With a location selected
The Map tab shows a pie chart breaking down the Response Time into DNS resolution, Connect and Wait times. If you hover over the a slice, a tooltip shows the component's time.
With or without an agent selected, the timeline displays a graph of Average Response Time. With an agent selected, that agent's Response Time data is plotted in addition to the Average Response Time. The following image shows the Response Time metric with the Chicago agent selected. The agent's data is plotted using a dark blue line, whereas the Average Response Time data is plotted as a solid light blue area.
The Table tab shows timing information for each of the agents assigned to the test. This includes agent name, date and time when the data was captured, Response Tim, and the components of Response Time: DNS Time, Connect Time (TCP only) and Wait Time. Selecting an agent highlights the agent's row in the table. In the image below, no agent has been selected.
Total Time represents time spent performing all phases of the test and is accompanied by timing breakdowns on a per-agent basis and the averages over all agents reporting data.
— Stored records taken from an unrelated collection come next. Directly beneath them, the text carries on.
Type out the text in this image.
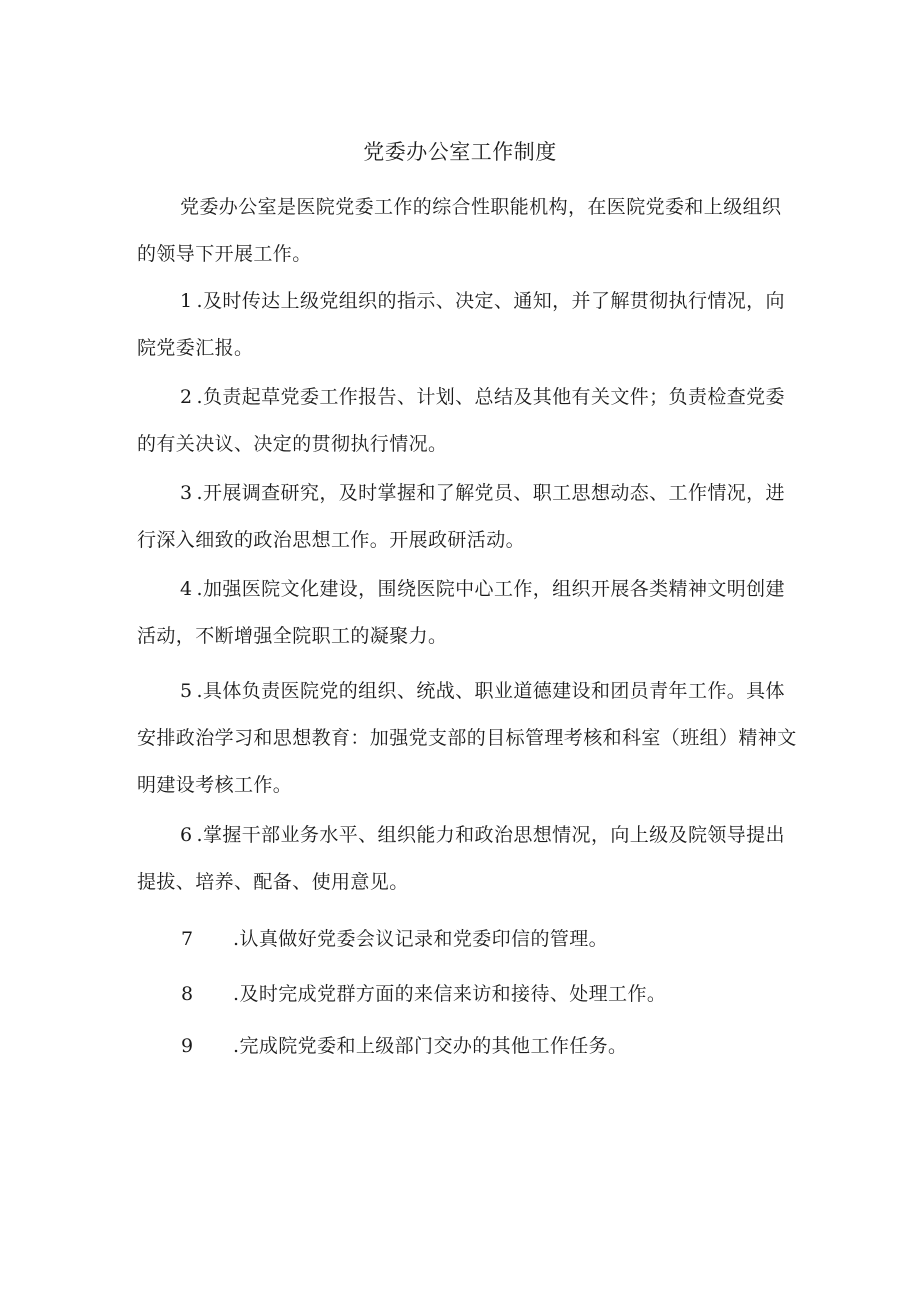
党委办公室工作制度

党委办公室是医院党委工作的综合性职能机构，在医院党委和上级组织的领导下开展工作。

1 .及时传达上级党组织的指示、决定、通知，并了解贯彻执行情况，向院党委汇报。

2 .负责起草党委工作报告、计划、总结及其他有关文件；负责检查党委的有关决议、决定的贯彻执行情况。

3 .开展调查研究，及时掌握和了解党员、职工思想动态、工作情况，进行深入细致的政治思想工作。开展政研活动。

4 .加强医院文化建设，围绕医院中心工作，组织开展各类精神文明创建活动，不断增强全院职工的凝聚力。

5 .具体负责医院党的组织、统战、职业道德建设和团员青年工作。具体安排政治学习和思想教育：加强党支部的目标管理考核和科室（班组）精神文明建设考核工作。

6 .掌握干部业务水平、组织能力和政治思想情况，向上级及院领导提出提拔、培养、配备、使用意见。

7 .认真做好党委会议记录和党委印信的管理。
8 .及时完成党群方面的来信来访和接待、处理工作。
9 .完成院党委和上级部门交办的其他工作任务。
Without a location selected
The Map tab shows the Total Time average from all agents that completed the test, and a pie chart breaking down the Total Time into DNS resolution, Connect, Register request and Options request times. Hovering over a slice will show the component's average time in a tooltip.
With a location selected
The Map tab shows a pie chart breaking down the Total Time into DNS resolution, Connect, Register request and Options request times. Hovering over a slice will show the component's time in a tooltip.
With or without an agent selected, the timeline displays a graph of Average Total Time. With an agent selected, that agent's Total Time data is plotted in addition to the Average Total Time. The following image shows the Total Time metric with the Chicago agent selected. The agent's data is plotted using a dark blue line, whereas the Average Total Time data is plotted as a solid light blue area.
The Table tab shows information for each of agents assigned to the test. This includes agent name, date and time that the data was captured, Total Time, and the component timings: DNS Time, Connect Time, Redirect Time, Register Time and Options Time. Selecting an agent will highlight the agent's row in the table. In the image below, none of the agents has been selected.
Connect Time: This data is only present when TCP is configured in the test's Protocol field. Connect Time represents the time to perform a TCP 3-way handshake. If the UDP protocol is configured instead, Connect Time is not present, since UDP is a connectionless protocol without a handshake.
The use of a proxy affects the metrics collected for the SIP server test. See Using the SIP Server View for more details.
With a location selected The Map tab shows the SIP response code, a clickable link to display REGISTER and OPTIONS request headers, along with a green/red square icon, and any Active Alerts. In the example below, the 404 response response code is the desired code, so the icon is green.